August 30, 2017
I’m a fan of China, period. I drink Chinese tea, study the language, and love to buy my gadgets from Alibaba, Taobao dot com or AliExpress. So, don’t even go there. I … dig … China.
Having said that, (ok; here comes), there are a handful of things I do not really like about China. Or more sophisticatedly put, things that could be improved or are momentarily ‘uncool.’ I know the Chinese are a proud people and hence I’ll be tiptoeing all the way to the end.
There’s immense pollution to start with. I think we’ve all seen the grey, foggy skies on the news at one point and it’s especially not pleasant if you, like me, like to hit around on the weekends (tennis). It just gets to you. But, even if you’re not a workout junkie, research shows that in some parts of the mainland, breathing these pollutants in all day is equivalent to smoking forty cigarettes, (or two packs), a day. And now, that’s pushing it, is it not? That simply cannot be healthy.
As funny as it might sound, for me personally the noise (pollution) is even worse than ‘smoking two packs a day.’ It’s just off the charts. There’s always someone yelling, pressing the horn, or … fishing with dynamite. I witnessed the latter behavior firsthand as I was making my way through a park in the southern city of Guangzhou.

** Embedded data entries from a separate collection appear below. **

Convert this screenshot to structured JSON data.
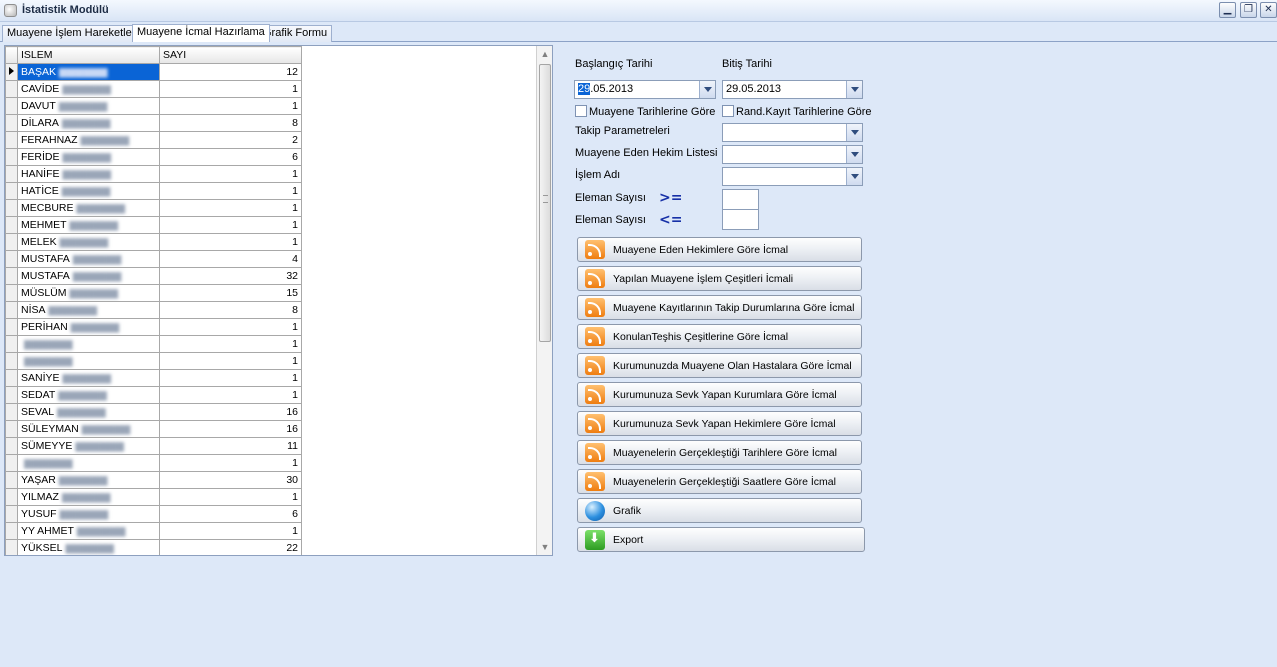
{
  "window": {
    "title": "İstatistik Modülü",
    "controls": [
      "minimize",
      "restore",
      "close"
    ]
  },
  "tabs": [
    {
      "label": "Muayene İşlem Hareketleri",
      "active": false
    },
    {
      "label": "Muayene İcmal Hazırlama",
      "active": true
    },
    {
      "label": "Grafik Formu",
      "active": false
    }
  ],
  "grid": {
    "columns": [
      "ISLEM",
      "SAYI"
    ],
    "rows": [
      {
        "name": "BAŞAK",
        "count": "12"
      },
      {
        "name": "CAVİDE",
        "count": "1"
      },
      {
        "name": "DAVUT",
        "count": "1"
      },
      {
        "name": "DİLARA",
        "count": "8"
      },
      {
        "name": "FERAHNAZ",
        "count": "2"
      },
      {
        "name": "FERİDE",
        "count": "6"
      },
      {
        "name": "HANİFE",
        "count": "1"
      },
      {
        "name": "HATİCE",
        "count": "1"
      },
      {
        "name": "MECBURE",
        "count": "1"
      },
      {
        "name": "MEHMET",
        "count": "1"
      },
      {
        "name": "MELEK",
        "count": "1"
      },
      {
        "name": "MUSTAFA",
        "count": "4"
      },
      {
        "name": "MUSTAFA",
        "count": "32"
      },
      {
        "name": "MÜSLÜM",
        "count": "15"
      },
      {
        "name": "NİSA",
        "count": "8"
      },
      {
        "name": "PERİHAN",
        "count": "1"
      },
      {
        "name": "",
        "count": "1"
      },
      {
        "name": "",
        "count": "1"
      },
      {
        "name": "SANİYE",
        "count": "1"
      },
      {
        "name": "SEDAT",
        "count": "1"
      },
      {
        "name": "SEVAL",
        "count": "16"
      },
      {
        "name": "SÜLEYMAN",
        "count": "16"
      },
      {
        "name": "SÜMEYYE",
        "count": "11"
      },
      {
        "name": "",
        "count": "1"
      },
      {
        "name": "YAŞAR",
        "count": "30"
      },
      {
        "name": "YILMAZ",
        "count": "1"
      },
      {
        "name": "YUSUF",
        "count": "6"
      },
      {
        "name": "YY AHMET",
        "count": "1"
      },
      {
        "name": "YÜKSEL",
        "count": "22"
      }
    ]
  },
  "form": {
    "start_date_label": "Başlangıç Tarihi",
    "end_date_label": "Bitiş Tarihi",
    "start_date_selected": "29",
    "start_date_rest": ".05.2013",
    "end_date": "29.05.2013",
    "chk_muayene_label": "Muayene Tarihlerine Göre",
    "chk_rand_label": "Rand.Kayıt Tarihlerine Göre",
    "takip_label": "Takip Parametreleri",
    "hekim_label": "Muayene Eden Hekim Listesi",
    "islem_label": "İşlem Adı",
    "eleman_label_1": "Eleman Sayısı",
    "eleman_label_2": "Eleman Sayısı",
    "op_gte": ">=",
    "op_lte": "<="
  },
  "buttons": {
    "b1": "Muayene Eden Hekimlere Göre İcmal",
    "b2": "Yapılan Muayene İşlem Çeşitleri İcmali",
    "b3": "Muayene Kayıtlarının Takip Durumlarına Göre İcmal",
    "b4": "KonulanTeşhis Çeşitlerine Göre  İcmal",
    "b5": "Kurumunuzda Muayene Olan Hastalara Göre İcmal",
    "b6": "Kurumunuza Sevk Yapan Kurumlara Göre İcmal",
    "b7": "Kurumunuza Sevk Yapan Hekimlere Göre İcmal",
    "b8": "Muayenelerin Gerçekleştiği Tarihlere Göre İcmal",
    "b9": "Muayenelerin Gerçekleştiği Saatlere Göre İcmal",
    "grafik": "Grafik",
    "export": "Export"
  },
  "icons": {
    "report_button_icon": "rss-icon",
    "grafik_icon": "globe-icon",
    "export_icon": "download-icon"
  }
}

It might not actually have been dynamite, maybe it was more like fireworks, but it did blow the goose apart when he picked up what he thought was food. Well, it lived, I saw it swimming away, but it was maimed for sure. Its beak was no longer in one piece.
The kid who had thrown the fireworks seemed to be proud of his accomplishments and laughed. His mom was nowhere to be seen, the few passersby minded their own business. And I as an outsider, a foreigner, couldn’t do much. I just rolled my eyes and said a quick prayer to ease the animal’s pain.
The explosive BANG-BANG went on for minutes, maybe longer, as I couldn’t stick around to watch all of them go down. It was a ******* slaughterhouse.
Down at the hospital a few days later it was a little less bloody, but the noise was still there. Quiet is definitely not something the Chinese seem to enjoy. Chinese like to speak loudly; that’s how they radiate happiness I suppose. And it takes time to get used to this, if ever.
I had pink eye from staring at the screen for hours on end and even though I had paid an extra ten or twenty renminbi to get a ‘private’ consultation, a handful of other patients still walked in and out. It went something like this …
Patient “Wang,” (or whoever), knocks on door and opens it without waiting for a response. Patient Wang speaks at the top of her voice: “Maaafaaaan niiiii aaah, yiiishenggg. Wooo zhaaangfuuu de tooou zheeende hao tonggg. Niii kan yi xiaaa, hao baaa!?” (Sorry to bother you, doctor. My husband’s head really hurts. Can you have a look? Is that okay!?)
Doctor, also at the top of his voice: “Xinggg, dannn shiii … wooo xiannnzaiii yiii diannn manggg. Niii denggg yi xiaaa … hao baaa!?” (All right, but … I’m a little busy now. You wait for a while … okay!?)
Patient Wang: “Oh hao baaa … xie xie aaah.” (Oh, good. Thank you.) Closes door with bang. And then back to me.
Doctor: “So you … pain? Pain naaa li? Zhe li pain?” (Your pain is where? Have pain here?)
Despite these disturbances the doc was very nice to me. Lots of respect. But yeah, the noise sometimes gets to you; especially perhaps because literally everything in the country is loud. As a white dude I’m not used to it. At least not to this extent.
What’s even more uncool, however, is the broken internet. Everything is filtered nowadays. When I first set foot on Chinese soil in 2004 there was YouTube and Google and Facebook. But those days are gone and now the entire web seems to be stuck in some kind of meat grinder. If you ask me, most Chinese don’t have a clue about foreign websites and just focus on everything that is Chinese. And it works, I bet. As long as you’re not into anything too foreign, it’s fine.
They’ve started to clean up the air, water, and whatnot. I have no doubt that within a number of years I’ll be able to play lots of tennis again in China. Maybe even with Lǐ Nà (李娜) … the former number 2; it’s on my bucket list.
As far as the noise goes, this will take time or maybe it’ll never change since it’s deeply rooted in Chinese culture. I can always bring earplugs I suppose.
And then there’s the internet or should I say the soon-to-be intranet without any foreign influences? I have a love for China, but maybe China doesn’t have a love for me. I’d eagerly go back more and for longer, but that’s not easy with every other website getting stuck (in the meat grinder). Unless, perhaps, I also switch entirely to Mandarin Chinese. Now … that’s an idea.